COLUMBIANA - The city should end this year with $164,000 more than it had to start with, but more spending is reflected for nearly all funds, according to 2013 budget projections.
Finance Director Mike Harold presented the budget to council recently and explained revenues are down as a result of cuts to local government funding (LGF) and increasing self-funded health care costs, among other things.
He said the city has lost about $40,000 in LGF as a result of the state budget cuts. The city will also no longer receive estate taxes this year as a result of the budget cuts.
The cuts are reflected in the city's general fund, which will decrease by $66,663 over this year as a result of spending. The fund is currently at $343,842 and is projected to be at $277,178 by the end of the year.
According to the budget, the city is expected to take in $1.77 million and spend $1.8 million in the general fund alone.
Expenses include administrative costs - including the roughly $40,000 combined payout to former city manager Keith Chamberlin and service director Jay Groner for accumulated sick and vacation time.
Other expenses in the general fund targeted for this year are professional fees for labor negotiations with the police department. The department accounts for roughly 62 percent of the general fund and the union contract runs out this year, Harold said.
Police Chief Tim Gladis noted some money is being saved this year since the 1 percent longevity bonus was eliminated for new hires.
"We negotiated a tiered salary structure with the last contract we did ... we finally got (the longevity bonus) out for the newer hires," he said.
The two newest officers, and any officers hired in the future, will not receive the annual bonus although they will receive increases through the tiered structure.
Harold said the department only spent 92 percent of its budget last year. The remaining eight percent went back into the general fund.
"Hopefully we won't have to use all the money that we set up in the budget," he said.
Harold met with all department heads prior to establishing the overall budget projections.
Gladis said the projections for this year are "based on real numbers" and added the department is operating on funding levels that were better than they were five years ago.
"We found ways to save money in the overtime budget. We were able to get equipment through the Department of Homeland Security grants," he said.
The department is expecting to purchase a new cruiser as part of its five-year life cycle replacement program and that expense was also built into the fund, Harold said.
The Ford Explorer cruiser will be purchased through a state contract and will replace one of the older Chevy cruisers, Gladis said.
The department typically spends about $36,000 on the new cruisers through the program, equipment included.
One of the few funds in which expenditures will not exceed revenues is the fire levy fund, which is currently at about $426,000.
Harold said the levy fund was first used last year and that the fire department is no longer accounted for in the general fund.

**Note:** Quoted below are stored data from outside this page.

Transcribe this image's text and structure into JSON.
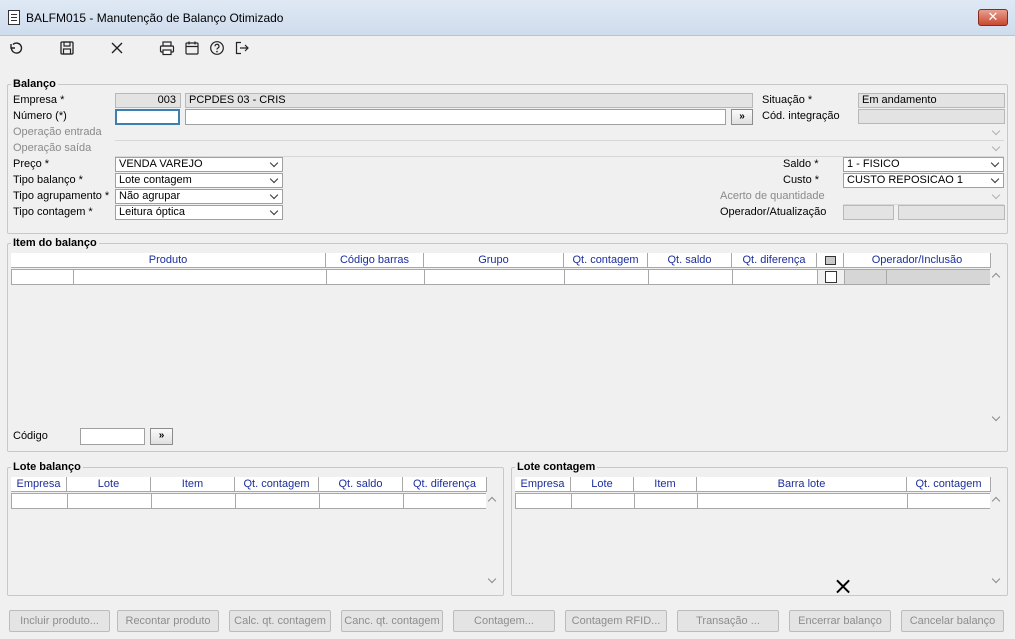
{
  "window": {
    "title": "BALFM015 - Manutenção de Balanço Otimizado",
    "close_label": "✕"
  },
  "toolbar": {
    "icons": [
      "undo-icon",
      "save-icon",
      "cancel-icon",
      "print-icon",
      "calendar-icon",
      "help-icon",
      "exit-icon"
    ]
  },
  "balanco": {
    "title": "Balanço",
    "empresa_label": "Empresa *",
    "empresa_code": "003",
    "empresa_name": "PCPDES 03 - CRIS",
    "numero_label": "Número (*)",
    "numero_value": "",
    "numero_desc": "",
    "numero_btn": "»",
    "operacao_entrada_label": "Operação entrada",
    "operacao_saida_label": "Operação saída",
    "preco_label": "Preço *",
    "preco_value": "VENDA VAREJO",
    "tipo_balanco_label": "Tipo balanço *",
    "tipo_balanco_value": "Lote contagem",
    "tipo_agrupamento_label": "Tipo agrupamento *",
    "tipo_agrupamento_value": "Não agrupar",
    "tipo_contagem_label": "Tipo contagem *",
    "tipo_contagem_value": "Leitura óptica",
    "situacao_label": "Situação *",
    "situacao_value": "Em andamento",
    "cod_integracao_label": "Cód. integração",
    "cod_integracao_value": "",
    "saldo_label": "Saldo *",
    "saldo_value": "1 - FISICO",
    "custo_label": "Custo *",
    "custo_value": "CUSTO REPOSICAO 1",
    "acerto_label": "Acerto de quantidade",
    "operador_label": "Operador/Atualização"
  },
  "item_balanco": {
    "title": "Item do balanço",
    "columns": [
      "Produto",
      "Código barras",
      "Grupo",
      "Qt. contagem",
      "Qt. saldo",
      "Qt. diferença",
      "",
      "Operador/Inclusão"
    ],
    "codigo_label": "Código",
    "codigo_btn": "»"
  },
  "lote_balanco": {
    "title": "Lote balanço",
    "columns": [
      "Empresa",
      "Lote",
      "Item",
      "Qt. contagem",
      "Qt. saldo",
      "Qt. diferença"
    ]
  },
  "lote_contagem": {
    "title": "Lote contagem",
    "columns": [
      "Empresa",
      "Lote",
      "Item",
      "Barra lote",
      "Qt. contagem"
    ]
  },
  "actions": [
    "Incluir produto...",
    "Recontar produto",
    "Calc. qt. contagem",
    "Canc. qt. contagem",
    "Contagem...",
    "Contagem RFID...",
    "Transação ...",
    "Encerrar balanço",
    "Cancelar balanço"
  ],
  "cursor": "×"
}
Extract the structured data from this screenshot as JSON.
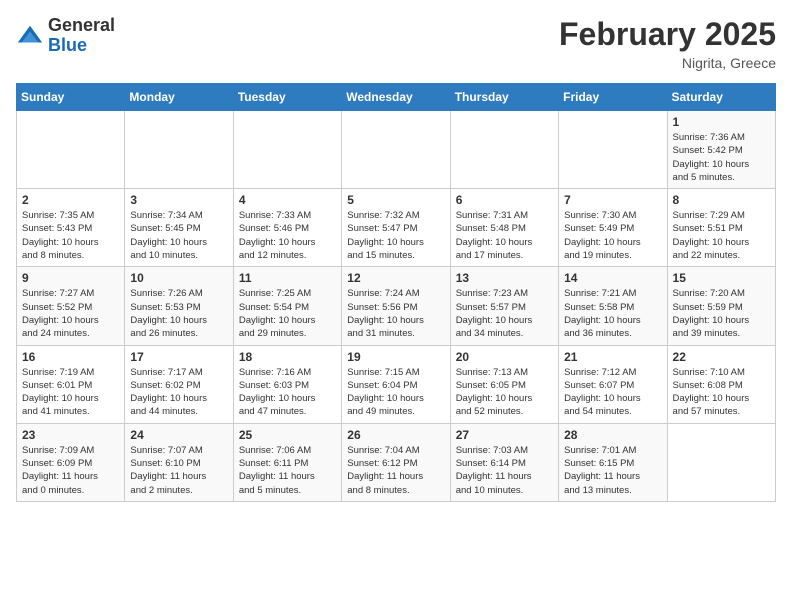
{
  "header": {
    "logo": {
      "general": "General",
      "blue": "Blue"
    },
    "title": "February 2025",
    "location": "Nigrita, Greece"
  },
  "calendar": {
    "days_of_week": [
      "Sunday",
      "Monday",
      "Tuesday",
      "Wednesday",
      "Thursday",
      "Friday",
      "Saturday"
    ],
    "weeks": [
      [
        {
          "day": "",
          "info": ""
        },
        {
          "day": "",
          "info": ""
        },
        {
          "day": "",
          "info": ""
        },
        {
          "day": "",
          "info": ""
        },
        {
          "day": "",
          "info": ""
        },
        {
          "day": "",
          "info": ""
        },
        {
          "day": "1",
          "info": "Sunrise: 7:36 AM\nSunset: 5:42 PM\nDaylight: 10 hours\nand 5 minutes."
        }
      ],
      [
        {
          "day": "2",
          "info": "Sunrise: 7:35 AM\nSunset: 5:43 PM\nDaylight: 10 hours\nand 8 minutes."
        },
        {
          "day": "3",
          "info": "Sunrise: 7:34 AM\nSunset: 5:45 PM\nDaylight: 10 hours\nand 10 minutes."
        },
        {
          "day": "4",
          "info": "Sunrise: 7:33 AM\nSunset: 5:46 PM\nDaylight: 10 hours\nand 12 minutes."
        },
        {
          "day": "5",
          "info": "Sunrise: 7:32 AM\nSunset: 5:47 PM\nDaylight: 10 hours\nand 15 minutes."
        },
        {
          "day": "6",
          "info": "Sunrise: 7:31 AM\nSunset: 5:48 PM\nDaylight: 10 hours\nand 17 minutes."
        },
        {
          "day": "7",
          "info": "Sunrise: 7:30 AM\nSunset: 5:49 PM\nDaylight: 10 hours\nand 19 minutes."
        },
        {
          "day": "8",
          "info": "Sunrise: 7:29 AM\nSunset: 5:51 PM\nDaylight: 10 hours\nand 22 minutes."
        }
      ],
      [
        {
          "day": "9",
          "info": "Sunrise: 7:27 AM\nSunset: 5:52 PM\nDaylight: 10 hours\nand 24 minutes."
        },
        {
          "day": "10",
          "info": "Sunrise: 7:26 AM\nSunset: 5:53 PM\nDaylight: 10 hours\nand 26 minutes."
        },
        {
          "day": "11",
          "info": "Sunrise: 7:25 AM\nSunset: 5:54 PM\nDaylight: 10 hours\nand 29 minutes."
        },
        {
          "day": "12",
          "info": "Sunrise: 7:24 AM\nSunset: 5:56 PM\nDaylight: 10 hours\nand 31 minutes."
        },
        {
          "day": "13",
          "info": "Sunrise: 7:23 AM\nSunset: 5:57 PM\nDaylight: 10 hours\nand 34 minutes."
        },
        {
          "day": "14",
          "info": "Sunrise: 7:21 AM\nSunset: 5:58 PM\nDaylight: 10 hours\nand 36 minutes."
        },
        {
          "day": "15",
          "info": "Sunrise: 7:20 AM\nSunset: 5:59 PM\nDaylight: 10 hours\nand 39 minutes."
        }
      ],
      [
        {
          "day": "16",
          "info": "Sunrise: 7:19 AM\nSunset: 6:01 PM\nDaylight: 10 hours\nand 41 minutes."
        },
        {
          "day": "17",
          "info": "Sunrise: 7:17 AM\nSunset: 6:02 PM\nDaylight: 10 hours\nand 44 minutes."
        },
        {
          "day": "18",
          "info": "Sunrise: 7:16 AM\nSunset: 6:03 PM\nDaylight: 10 hours\nand 47 minutes."
        },
        {
          "day": "19",
          "info": "Sunrise: 7:15 AM\nSunset: 6:04 PM\nDaylight: 10 hours\nand 49 minutes."
        },
        {
          "day": "20",
          "info": "Sunrise: 7:13 AM\nSunset: 6:05 PM\nDaylight: 10 hours\nand 52 minutes."
        },
        {
          "day": "21",
          "info": "Sunrise: 7:12 AM\nSunset: 6:07 PM\nDaylight: 10 hours\nand 54 minutes."
        },
        {
          "day": "22",
          "info": "Sunrise: 7:10 AM\nSunset: 6:08 PM\nDaylight: 10 hours\nand 57 minutes."
        }
      ],
      [
        {
          "day": "23",
          "info": "Sunrise: 7:09 AM\nSunset: 6:09 PM\nDaylight: 11 hours\nand 0 minutes."
        },
        {
          "day": "24",
          "info": "Sunrise: 7:07 AM\nSunset: 6:10 PM\nDaylight: 11 hours\nand 2 minutes."
        },
        {
          "day": "25",
          "info": "Sunrise: 7:06 AM\nSunset: 6:11 PM\nDaylight: 11 hours\nand 5 minutes."
        },
        {
          "day": "26",
          "info": "Sunrise: 7:04 AM\nSunset: 6:12 PM\nDaylight: 11 hours\nand 8 minutes."
        },
        {
          "day": "27",
          "info": "Sunrise: 7:03 AM\nSunset: 6:14 PM\nDaylight: 11 hours\nand 10 minutes."
        },
        {
          "day": "28",
          "info": "Sunrise: 7:01 AM\nSunset: 6:15 PM\nDaylight: 11 hours\nand 13 minutes."
        },
        {
          "day": "",
          "info": ""
        }
      ]
    ]
  }
}
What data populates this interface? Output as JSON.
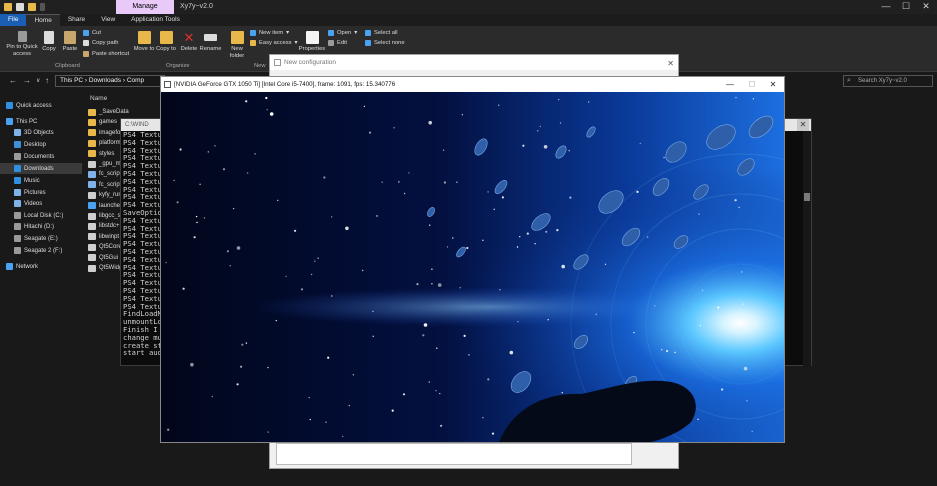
{
  "explorer": {
    "ribbon_context_tab": "Manage",
    "window_title": "Xy7y~v2.0",
    "window_controls": [
      "—",
      "☐",
      "✕"
    ],
    "tabs": [
      "File",
      "Home",
      "Share",
      "View",
      "Application Tools"
    ],
    "ribbon": {
      "pin_quick_access": "Pin to Quick access",
      "copy": "Copy",
      "paste": "Paste",
      "cut": "Cut",
      "copy_path": "Copy path",
      "paste_shortcut": "Paste shortcut",
      "move_to": "Move to",
      "copy_to": "Copy to",
      "delete": "Delete",
      "rename": "Rename",
      "new_folder": "New folder",
      "new_item": "New item",
      "easy_access": "Easy access",
      "properties": "Properties",
      "open": "Open",
      "edit": "Edit",
      "select_all": "Select all",
      "select_none": "Select none",
      "groups": {
        "clipboard": "Clipboard",
        "organize": "Organize",
        "new": "New"
      }
    },
    "address_path": "This PC  ›  Downloads  ›  Comp",
    "search_placeholder": "Search Xy7y~v2.0",
    "sidebar": [
      {
        "label": "Quick access",
        "icon": "star-icon",
        "color": "#2f8fe0"
      },
      {
        "label": "This PC",
        "icon": "pc-icon",
        "color": "#4aa3f0"
      },
      {
        "label": "3D Objects",
        "icon": "cube-icon",
        "color": "#7fb2e8"
      },
      {
        "label": "Desktop",
        "icon": "desktop-icon",
        "color": "#3f8fd8"
      },
      {
        "label": "Documents",
        "icon": "documents-icon",
        "color": "#9a9a9a"
      },
      {
        "label": "Downloads",
        "icon": "download-icon",
        "color": "#2f8fe0"
      },
      {
        "label": "Music",
        "icon": "music-icon",
        "color": "#2f8fe0"
      },
      {
        "label": "Pictures",
        "icon": "pictures-icon",
        "color": "#7fb2e8"
      },
      {
        "label": "Videos",
        "icon": "videos-icon",
        "color": "#7fb2e8"
      },
      {
        "label": "Local Disk (C:)",
        "icon": "drive-icon",
        "color": "#9a9a9a"
      },
      {
        "label": "Hitachi (D:)",
        "icon": "drive-icon",
        "color": "#9a9a9a"
      },
      {
        "label": "Seagate (E:)",
        "icon": "drive-icon",
        "color": "#9a9a9a"
      },
      {
        "label": "Seagate 2 (F:)",
        "icon": "drive-icon",
        "color": "#9a9a9a"
      },
      {
        "label": "Network",
        "icon": "network-icon",
        "color": "#4aa3f0"
      }
    ],
    "column_header": "Name",
    "files": [
      {
        "name": "_SaveData",
        "icon": "folder-icon",
        "color": "#e8b84a"
      },
      {
        "name": "games",
        "icon": "folder-icon",
        "color": "#e8b84a"
      },
      {
        "name": "imageformats",
        "icon": "folder-icon",
        "color": "#e8b84a"
      },
      {
        "name": "platforms",
        "icon": "folder-icon",
        "color": "#e8b84a"
      },
      {
        "name": "styles",
        "icon": "folder-icon",
        "color": "#e8b84a"
      },
      {
        "name": "_gpu_m",
        "icon": "file-icon",
        "color": "#cfcfcf"
      },
      {
        "name": "fc_script",
        "icon": "script-icon",
        "color": "#7fb2e8"
      },
      {
        "name": "fc_script",
        "icon": "script-icon",
        "color": "#7fb2e8"
      },
      {
        "name": "kyfy_run",
        "icon": "file-icon",
        "color": "#cfcfcf"
      },
      {
        "name": "launcher",
        "icon": "app-icon",
        "color": "#4aa3f0"
      },
      {
        "name": "libgcc_s",
        "icon": "file-icon",
        "color": "#cfcfcf"
      },
      {
        "name": "libstdc+",
        "icon": "file-icon",
        "color": "#cfcfcf"
      },
      {
        "name": "libwinpt",
        "icon": "file-icon",
        "color": "#cfcfcf"
      },
      {
        "name": "Qt5Core",
        "icon": "file-icon",
        "color": "#cfcfcf"
      },
      {
        "name": "Qt5Gui",
        "icon": "file-icon",
        "color": "#cfcfcf"
      },
      {
        "name": "Qt5Widg",
        "icon": "file-icon",
        "color": "#cfcfcf"
      }
    ]
  },
  "console": {
    "title": "C:\\WIND",
    "close_glyph": "✕",
    "lines": [
      "PS4 Textur",
      "PS4 Textur",
      "PS4 Textur",
      "PS4 Textur",
      "PS4 Textur",
      "PS4 Textur",
      "PS4 Textur",
      "PS4 Textur",
      "PS4 Textur",
      "PS4 Textur",
      "SaveOption",
      "PS4 Textur",
      "PS4 Textur",
      "PS4 Textur",
      "PS4 Textur",
      "PS4 Textur",
      "PS4 Textur",
      "PS4 Textur",
      "PS4 Textur",
      "PS4 Textur",
      "PS4 Textur",
      "PS4 Textur",
      "PS4 Textur",
      "FindLoadMo",
      "unmountLoa",
      "Finish I a",
      "change mus",
      "create str",
      "start audi"
    ]
  },
  "config_dialog": {
    "title": "New configuration",
    "close_glyph": "✕"
  },
  "game_window": {
    "title": "[NVIDIA GeForce GTX 1050 Ti] [Intel Core i5-7400], frame: 1091, fps: 15.340776",
    "controls": [
      "—",
      "☐",
      "✕"
    ]
  },
  "colors": {
    "accent": "#1a5fb4",
    "context_tab": "#e8c9f7",
    "space_dark": "#020a24",
    "vortex": "#1e90ff"
  }
}
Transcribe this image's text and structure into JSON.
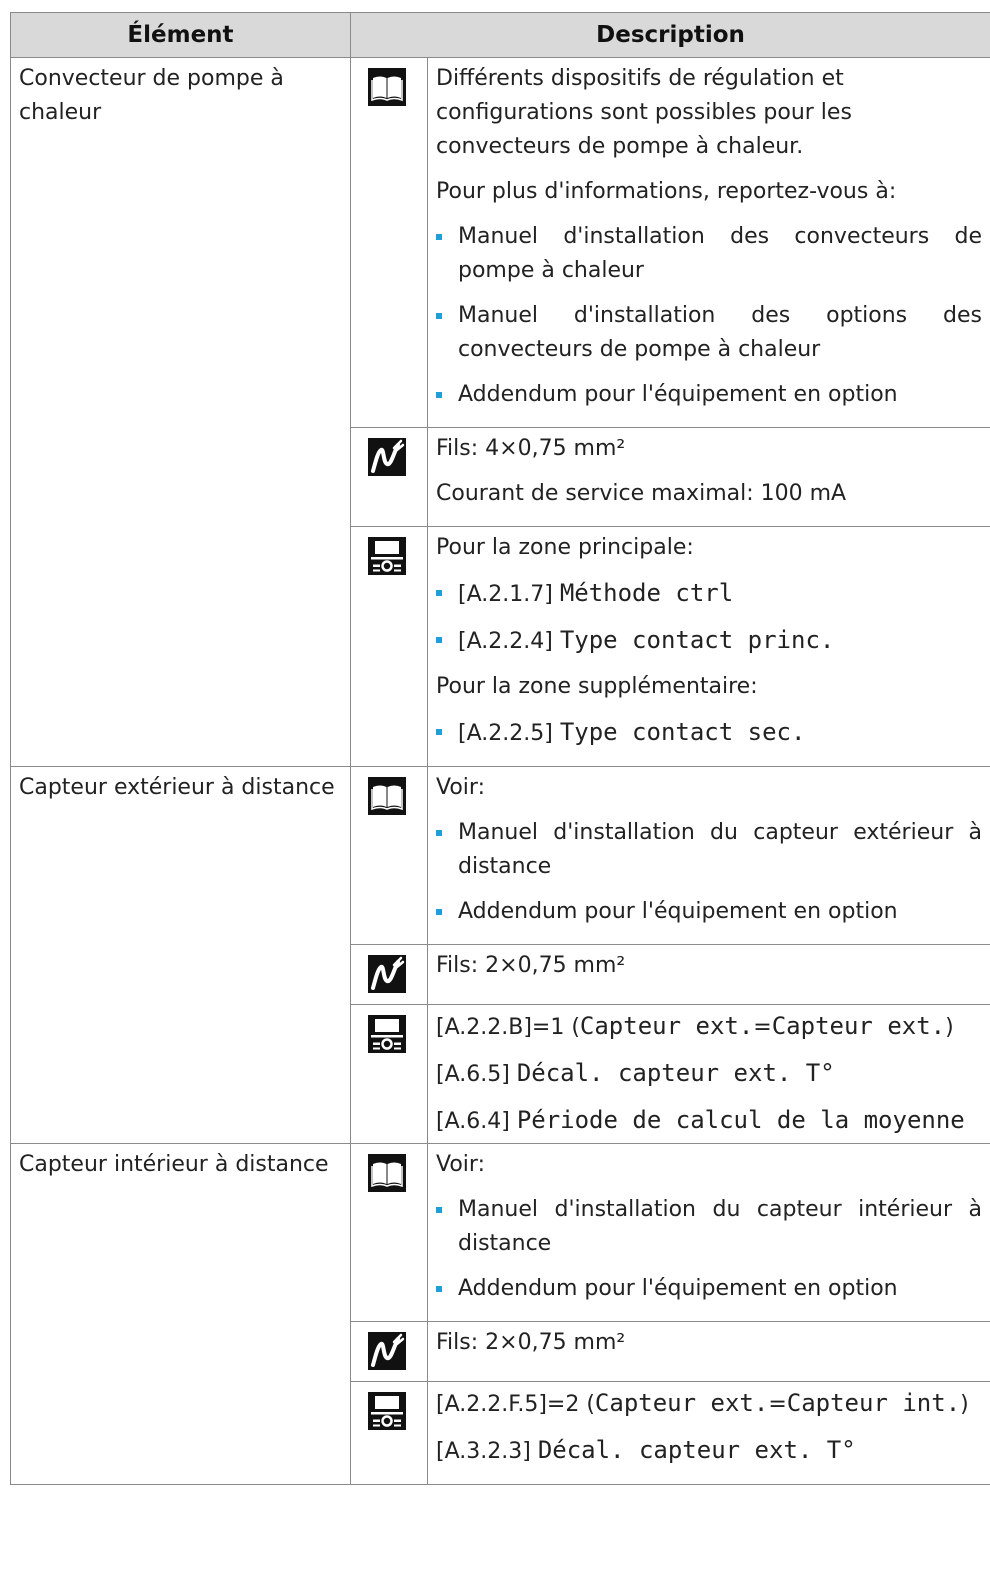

The fund will increase by $39,600 over the year.
The city is expected to spend about $112,370 more than it will take in with regards to the self-funded health care program, according to the projections.
The city normally budgets around $900,000 but Harold increased that amount to $1 million as a result of additional costs toward the end of 2012 when several serious claims resulted in needing more money in the fund.
Council is considering leaving the self-funded program.
More money will also be spent out of the EMS fund this year through the purchase of a new box ambulance.
EMS Director Tom Farley said the ambulance would cost about $130,000 and the expense has already been factored into the budget.
He said a new one is needed because the current ones are late 90s or early 2000-models. The 1999 ambulance is at 117,000 miles.
Harold said the ambulance would be financed through a loan. Once a loan is granted revenues in the fund can be adjusted at a later date, he added.
As far as the water treatment plant is concerned, he said the city will not be paying back on the 40-year loan until the plant is completed in 2015.
The water fund is expected to increase by little more than $1 million this year, with an ending balance of $1.66 million. The fund's beginning balance was just under $650,000.
The increase is a reflection of the loan and grant awarded the city by the United States Department of Agriculture (USDA) Rural Development Water and Wastewater Disposal Program.
The city is expected to close out the year with a total fund balance of $8.87 million.